The third group is the most important one and the one to which I refer in the title of this blog. These are the people who may have voted for Trump or maybe did not. Nonetheless they respect the process by which a president is chosen and accepted the result that Mr. Trump won. They want to support their president and their country. They were more than willing to overlook Trump’s boorish style and Tweets, his womanizing and his racism, his anti-immigrant rhetoric and the mediocrity of his appointments. Will they be willing to overlook the fact that the President of the United States was willing to hold up military aid to an ally until he could get political dirt on his rival for the White House in 2020? Or have they had enough? Are they pretty tired of seeing the Donald all over TV, lying through his teeth and being an embarrassment to the country?

On that one question the entire impeachment effort turns because even if the House indicts him (impeaches him) it will take two thirds of the Senate, the Republican Senate, to convict him.

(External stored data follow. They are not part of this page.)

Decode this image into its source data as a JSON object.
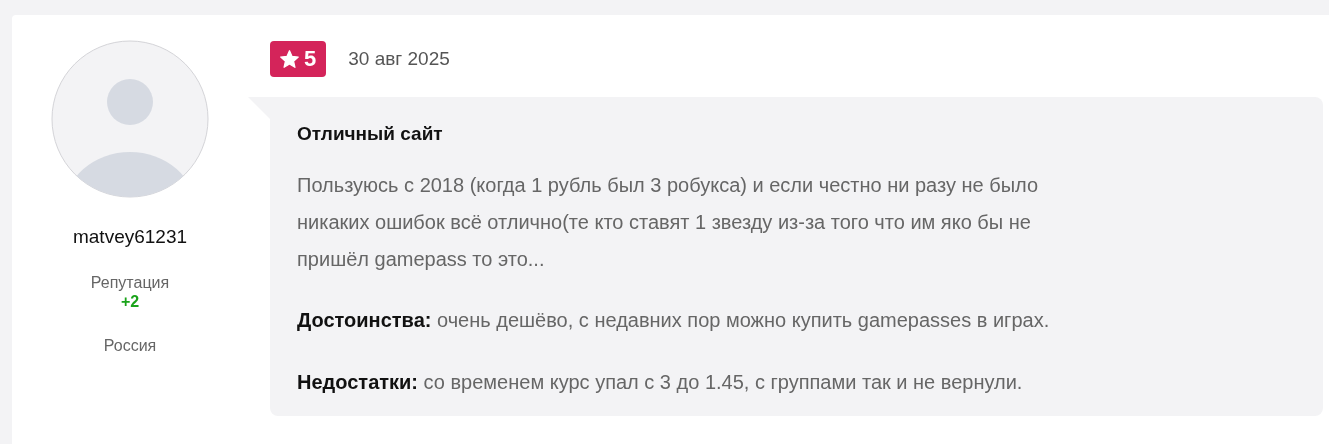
{
  "author": {
    "name": "matvey61231",
    "reputation_label": "Репутация",
    "reputation": "+2",
    "country": "Россия"
  },
  "review": {
    "rating": "5",
    "date": "30 авг 2025",
    "title": "Отличный сайт",
    "body": "Пользуюсь с 2018 (когда 1 рубль был 3 робукса) и если честно ни разу не было никаких ошибок всё отлично(те кто ставят 1 звезду из-за того что им яко бы не пришёл gamepass то это...",
    "sections": [
      {
        "text": "**Достоинства:** очень дешёво, с недавних пор можно купить gamepasses в играх."
      },
      {
        "text": "**Недостатки:** со временем курс упал с 3 до 1.45, с группами так и не вернули."
      }
    ]
  }
}
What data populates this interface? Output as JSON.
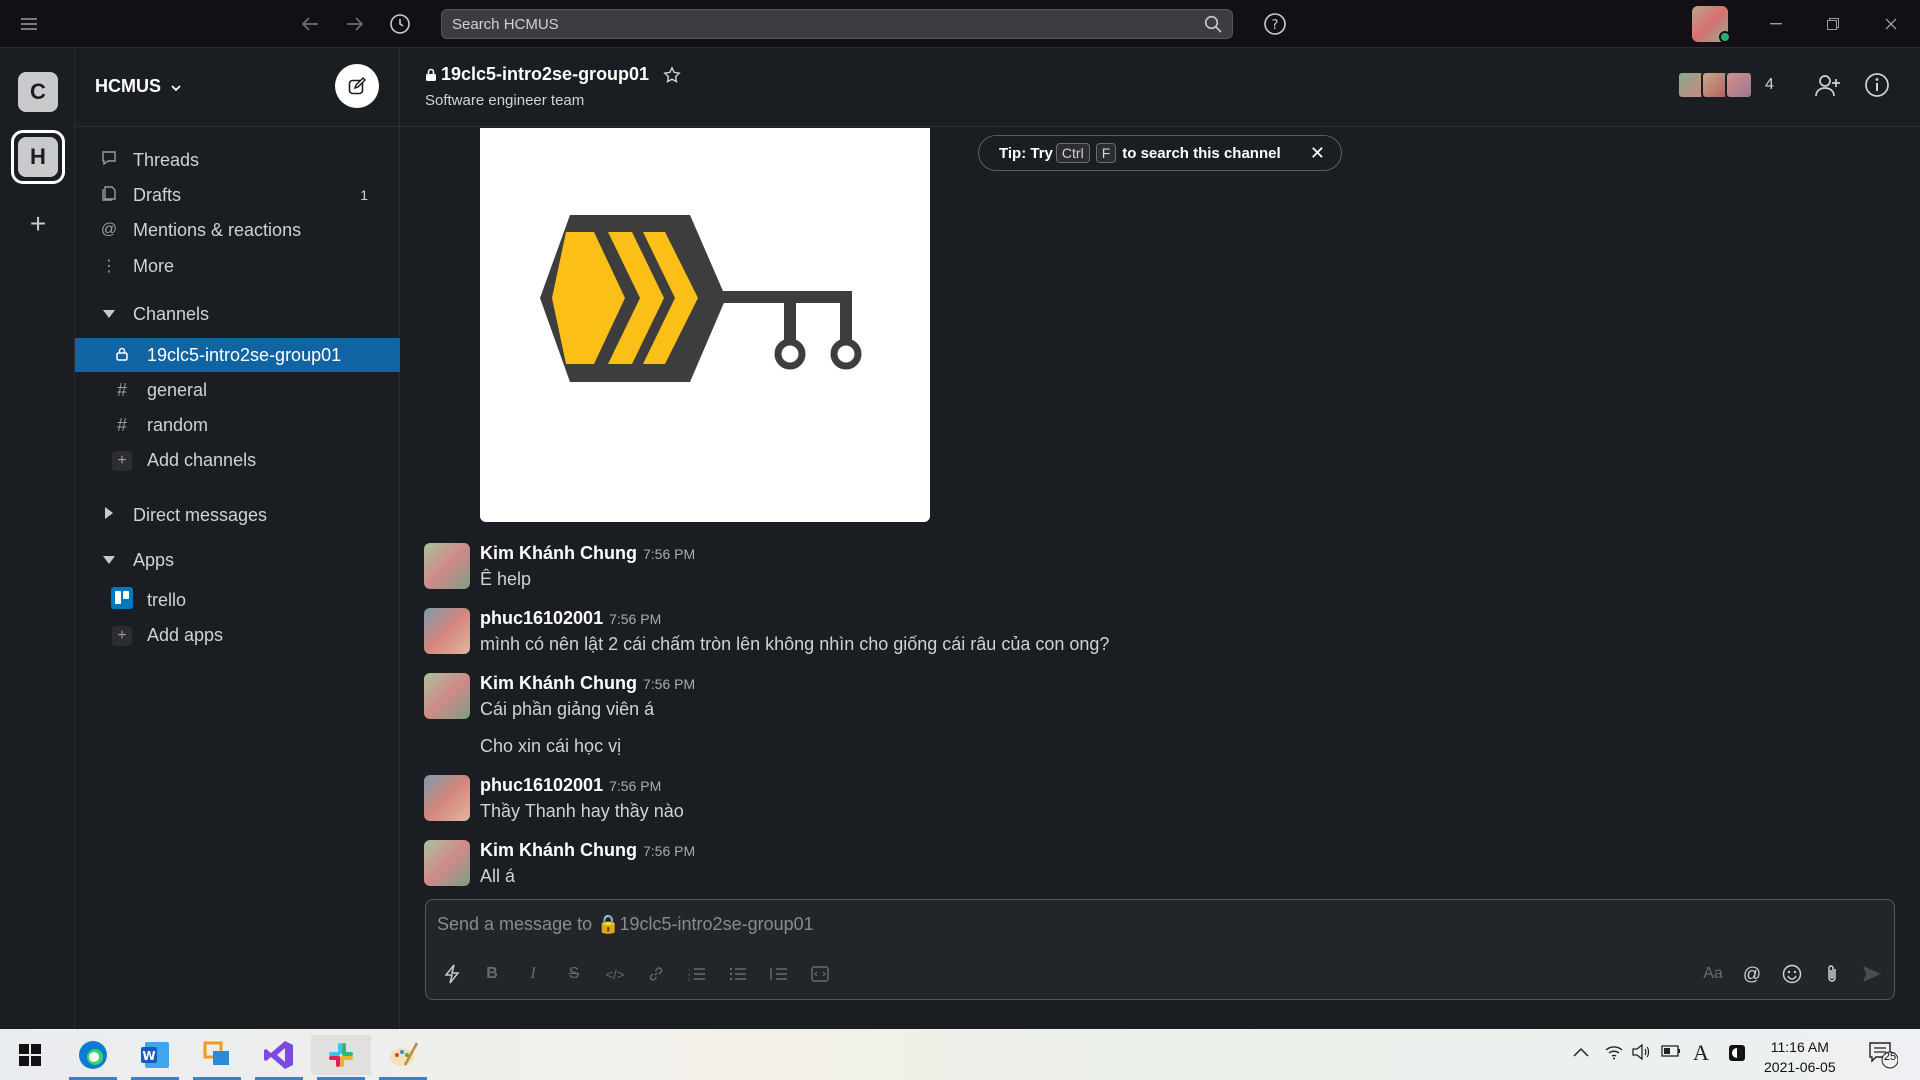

That will only happen when, as in Watergate after the revelation of the smoking gun tape, it became obvious to Mr. Nixon’s fellow Republicans in the Senate that he could not survive impeachment and a Senate trial. Nixon was pushed to quit.

I doubt that Trump will ever quit, but if the American people begin to accept the fact that he broke the law, that the Mueller Report did not exonerate him (even though this should not be part of the articles of impeachment), that he would sell his soul to be re-elected and sell the American people, too to the likes of Kim Jun-Un or Vladimir Putin, then the emails from constituents of the GOP Senators will light up and then 67 Senate votes to convict would be possible. At that point Lindsey Graham will go to his golfing buddy and tell him what the GOP Senators told Nixon in 1974. It’s over.

But only when America’s PTSD exceeds a certain threshold will Mr. Trump be on the runway back to New York and Trump Tower and Mike Pence will become the 46th President of the United States.

That’s what it will take. Watch. But surely, we are no where near there yet.